O
cinema brasileiro sempre foi visto com desconfiança pelos próprios
brasileiros. Talvez pela pouca qualidade técnica, herança do tempo
onde a maioria dos filmes que o Brasil produzia vinha da boca do
lixo, com suas pornochanchadas e produções de baixo orçamento, ou
pelo fato de grande parte das histórias levadas ao público tratarem
sempre de tramas pouco diversificadas, vividas no período de
ditadura ou retratando problemas sociais vividos em favelas. Mas esse
quadro vem mudando bastante e hoje, com melhor acesso a equipamentos
de qualidade e a visibilidade dada pela internet, o que favorece o
patrocínio a quem pensa fora da caixa, o cinema tupiniquim vem
crescendo gradualmente no que tem a oferecer a seu espectador,
deixando pouco, ou nada a desejar a produções estrangeiras.
Uma
produção que ilustra essa mudança em nosso cinema, mesmo ainda
tendo laços com os temas miséria e ditadura militar, é o ótimo
filme, dirigido por Caíto Ortiz e roteirizado pelo mesmo junto com
Lusa Silvestre, "O roubo da Taça", que conta de maneira
divertida e inteligente o episódio do roubo da taça Jules Rimet,
ocorrido em Dezembro de 1983 e que, assim como o Curta "Ninjas",
de Dennison Ramalho, me deu novas esperanças sobre o futuro da
sétima arte brasileira.
"O
roubo da Taça" conta a história de Sérgio Peralta, um
malandro carioca, corretor de seguros, viciado em jogo e apaixonado
por futebol, que após ser ameaçado de morte por um credor, resolve,
junto com seu amigo "Borracha", roubar a cópia da taça
Jules Rimet, que havia se tornado propriedade da CBF após a seleção
de futebol brasileira vencer três copas do mundo. O que Peralta
desconhece é que na terra da malandragem, camarão que dorme a onda
leva e, por engano, a CBF deixou a taça verdadeira exposta e colocou
a cópia em um cofre, entregando um abacaxi na mão dos ladrões e
deixando o expectador boquiaberto ao saber que essa história maluca
é baseada em fatos reais.
O
filme é uma grata surpresa em todos os aspectos. Seja com o modo
como conta e desenvolve a trama, ou no que se refere a montagem, ou
mesmo na fotografia, "O roubo da taça" mostra que é
possível fazer cinema de qualidade no Brasil. O roteiro do filme é
bem redondinho e divertido, não deixando grandes pontas soltas na
trama (a não ser, onde foi parar o Bispo?) e consegue desenvolver
bem os personagens envolvidos e até justificar e tornar bacana a
narração feita de forma didática pela personagem de Taís Araujo.

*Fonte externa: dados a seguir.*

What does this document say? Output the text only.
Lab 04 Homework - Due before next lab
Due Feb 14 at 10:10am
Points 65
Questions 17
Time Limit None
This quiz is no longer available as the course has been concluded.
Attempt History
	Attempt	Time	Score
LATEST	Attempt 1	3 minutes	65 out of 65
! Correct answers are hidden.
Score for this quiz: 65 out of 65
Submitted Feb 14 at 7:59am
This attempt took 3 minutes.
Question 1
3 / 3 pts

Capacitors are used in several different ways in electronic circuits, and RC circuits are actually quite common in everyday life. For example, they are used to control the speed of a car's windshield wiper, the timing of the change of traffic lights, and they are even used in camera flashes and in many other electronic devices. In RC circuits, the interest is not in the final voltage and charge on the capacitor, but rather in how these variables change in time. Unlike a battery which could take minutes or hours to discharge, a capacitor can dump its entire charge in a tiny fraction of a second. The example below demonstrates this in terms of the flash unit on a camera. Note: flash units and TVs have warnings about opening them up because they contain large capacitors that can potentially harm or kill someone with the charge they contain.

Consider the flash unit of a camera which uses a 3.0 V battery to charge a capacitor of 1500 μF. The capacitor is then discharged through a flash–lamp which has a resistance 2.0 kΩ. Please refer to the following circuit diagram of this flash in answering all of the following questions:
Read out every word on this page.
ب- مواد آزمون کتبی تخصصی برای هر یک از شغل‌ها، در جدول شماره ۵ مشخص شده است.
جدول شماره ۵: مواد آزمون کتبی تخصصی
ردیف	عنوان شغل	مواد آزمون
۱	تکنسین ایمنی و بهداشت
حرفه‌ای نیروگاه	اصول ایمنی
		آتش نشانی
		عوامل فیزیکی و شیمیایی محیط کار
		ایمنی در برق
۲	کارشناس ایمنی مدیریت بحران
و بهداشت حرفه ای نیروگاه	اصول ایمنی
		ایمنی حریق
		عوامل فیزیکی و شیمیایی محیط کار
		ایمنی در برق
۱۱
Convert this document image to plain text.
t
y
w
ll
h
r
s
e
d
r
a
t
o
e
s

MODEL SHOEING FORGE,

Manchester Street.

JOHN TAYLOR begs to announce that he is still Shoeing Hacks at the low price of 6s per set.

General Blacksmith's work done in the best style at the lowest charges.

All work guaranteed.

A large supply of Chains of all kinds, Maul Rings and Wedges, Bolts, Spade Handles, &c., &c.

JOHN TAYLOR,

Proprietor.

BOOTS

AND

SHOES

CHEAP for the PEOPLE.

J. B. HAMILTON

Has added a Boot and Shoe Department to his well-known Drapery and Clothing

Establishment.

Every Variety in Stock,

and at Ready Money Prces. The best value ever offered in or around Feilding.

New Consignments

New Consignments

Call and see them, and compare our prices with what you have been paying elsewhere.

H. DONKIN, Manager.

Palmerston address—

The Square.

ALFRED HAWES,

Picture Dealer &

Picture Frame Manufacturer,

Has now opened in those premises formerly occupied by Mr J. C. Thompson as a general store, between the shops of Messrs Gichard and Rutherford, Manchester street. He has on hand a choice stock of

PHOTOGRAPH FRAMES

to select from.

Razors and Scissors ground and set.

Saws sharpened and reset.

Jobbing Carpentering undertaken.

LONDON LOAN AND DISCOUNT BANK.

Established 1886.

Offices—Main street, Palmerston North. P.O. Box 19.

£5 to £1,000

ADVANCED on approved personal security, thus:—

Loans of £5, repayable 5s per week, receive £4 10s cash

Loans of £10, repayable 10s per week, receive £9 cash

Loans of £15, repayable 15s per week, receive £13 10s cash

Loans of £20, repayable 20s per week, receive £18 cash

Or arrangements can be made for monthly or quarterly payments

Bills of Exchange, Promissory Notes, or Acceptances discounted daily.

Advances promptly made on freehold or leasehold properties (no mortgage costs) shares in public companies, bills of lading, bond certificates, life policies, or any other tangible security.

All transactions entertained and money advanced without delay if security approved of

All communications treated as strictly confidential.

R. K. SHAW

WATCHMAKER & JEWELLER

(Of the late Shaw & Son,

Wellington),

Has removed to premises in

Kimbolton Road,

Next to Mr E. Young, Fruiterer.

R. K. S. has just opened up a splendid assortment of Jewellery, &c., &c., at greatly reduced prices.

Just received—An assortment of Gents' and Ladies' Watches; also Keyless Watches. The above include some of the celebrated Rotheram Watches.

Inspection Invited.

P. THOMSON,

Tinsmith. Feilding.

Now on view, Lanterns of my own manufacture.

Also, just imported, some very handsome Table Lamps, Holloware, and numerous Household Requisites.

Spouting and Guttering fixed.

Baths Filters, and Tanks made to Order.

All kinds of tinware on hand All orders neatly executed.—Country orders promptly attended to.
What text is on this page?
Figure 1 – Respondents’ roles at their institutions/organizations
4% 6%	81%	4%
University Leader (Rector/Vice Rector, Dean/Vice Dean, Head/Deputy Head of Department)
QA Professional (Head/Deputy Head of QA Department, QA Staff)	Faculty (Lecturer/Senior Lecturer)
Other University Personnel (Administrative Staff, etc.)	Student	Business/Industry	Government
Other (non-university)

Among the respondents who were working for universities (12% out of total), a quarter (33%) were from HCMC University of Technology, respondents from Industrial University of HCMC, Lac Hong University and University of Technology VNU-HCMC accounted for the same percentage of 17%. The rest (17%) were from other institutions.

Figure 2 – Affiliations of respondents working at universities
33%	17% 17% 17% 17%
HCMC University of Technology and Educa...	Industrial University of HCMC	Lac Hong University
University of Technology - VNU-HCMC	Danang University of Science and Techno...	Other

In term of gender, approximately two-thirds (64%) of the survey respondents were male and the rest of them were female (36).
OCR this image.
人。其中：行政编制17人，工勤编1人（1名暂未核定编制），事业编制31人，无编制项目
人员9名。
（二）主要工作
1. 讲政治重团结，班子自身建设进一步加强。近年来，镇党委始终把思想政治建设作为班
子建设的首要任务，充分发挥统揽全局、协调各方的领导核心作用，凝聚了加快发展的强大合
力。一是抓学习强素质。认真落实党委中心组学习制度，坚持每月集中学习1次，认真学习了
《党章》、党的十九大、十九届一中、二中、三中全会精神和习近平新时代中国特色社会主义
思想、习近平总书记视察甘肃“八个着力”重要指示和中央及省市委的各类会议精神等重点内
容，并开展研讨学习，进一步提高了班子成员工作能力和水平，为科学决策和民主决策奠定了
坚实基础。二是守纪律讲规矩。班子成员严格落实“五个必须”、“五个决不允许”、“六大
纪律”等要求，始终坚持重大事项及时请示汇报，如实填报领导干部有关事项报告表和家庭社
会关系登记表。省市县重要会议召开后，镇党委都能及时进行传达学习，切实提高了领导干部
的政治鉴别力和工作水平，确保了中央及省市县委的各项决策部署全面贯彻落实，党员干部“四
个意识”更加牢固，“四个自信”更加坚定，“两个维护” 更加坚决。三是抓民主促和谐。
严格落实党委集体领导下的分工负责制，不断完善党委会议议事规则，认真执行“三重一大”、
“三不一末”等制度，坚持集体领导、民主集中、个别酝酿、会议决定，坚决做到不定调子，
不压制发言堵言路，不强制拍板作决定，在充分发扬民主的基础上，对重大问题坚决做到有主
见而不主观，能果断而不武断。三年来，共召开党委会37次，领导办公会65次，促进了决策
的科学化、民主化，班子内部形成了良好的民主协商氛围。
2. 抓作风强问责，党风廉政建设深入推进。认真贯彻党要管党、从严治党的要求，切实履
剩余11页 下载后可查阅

A palheta de cores que o filme tem, onde se vê grande predominância
amarelo e marrom, cores da moda no início dos anos oitenta, me
pareceram remeter a cor da camisa da seleção brasileira e a um
sinal de que vai dar "M"; fato que ainda se sustenta pela
investigação feita pelo personagem de Milhem Cortaz, que fica em
segundo plano no filme, mas aumenta a tenção da história e, pela
montagem que lembra a forma dos filmes americanos de roubo e
suspense.
Comparando
com produções estrangeiras, é impossível de não lembrar de
"Fargo" dos irmãos Coen, ao assistir "O roubo da
taça". Os dois filmes contam histórias de erros absurdos
envolvendo crimes, ambos possuem uma dupla de marginais nada ortodoxa
e terminam com uma mulher se dando bem, se tornando opostos apenas no
que se refere ao clima das locações, pois enquanto "Fargo"
se passa na gélida Minesota, ao Norte dos E.U.A, "O roubo da
Taça" tem o tropical Rio de Janeiro como cenário e, embora o
filme dos irmãos Coen se destaque mais pela violência, o filme
brasileiro tem a vantagem de realmente ser baseado em uma história
real.
Vai dar "m" |
Sobre
a verdadeira história do roubo da taça Julles Rimet, fiquei tão impressionado com o que vi no filme, que fui obrigado a procurar mais
sobre o que aconteceu naquela noite de 19 de Dezembro de 1983 no
prédio da CBF no Rio de Janeiro, e, me deparei com um capítulo de
um programa que fazia muito sucesso nos anos 90, na rede Globo, o
"Linha direta", um programa semanal jornalístico, que
misturava documentário com investigação e, toda semana, trazia
casos que variavam entre crimes famosos, denuncias de fugitivos da
lei e casos fantásticos. Nesse capítulo do "linha direta",
pessoas do nível de Pelé e Carlos Alberto Torres falam como
receberam a notícia do roubo da taça e especialistas, como o
responsável pelas investigações na época, contam como as
investigações procederam e o que supostamente ocorreu com o troféu
do tri, que nunca mais foi encontrado; o programa é muito bom e está
todo no youtube. (link abaixo)
O
elenco é fantástico. Protagonizado pelo não tão famoso Paulo
Tiefenthaler, que mesmo assim chama pra si e se apresenta como uma
grande opção na comédia, o filme tem ainda Taís Araujo,
esbanjando beleza e malícia, no papel de Dolores, a companheira de
Sérgio Peralta e narradora da história; Milhem Cortaz, como o
investigador durão da polícia civil que busca resolver o caso do
crime, Mister Catra, como um comprador de ouro fanático pela copa de
70 e Stepan Nercesian, como o presidente da CBF; o que mais se
precisa dizer?
Pois
bem, sabendo que o filme foi baseado em um episódio real ocorrido em
nosso querido Brasil-sil-sil e deixando claro que o filme me agradou
de mais e me deu esperanças para um cinema Brasileiro que abocanhará
muitos prêmios internacionais e faturará muita grana, não posso estragar a experiência de quem quer ver "O roubo da Taça"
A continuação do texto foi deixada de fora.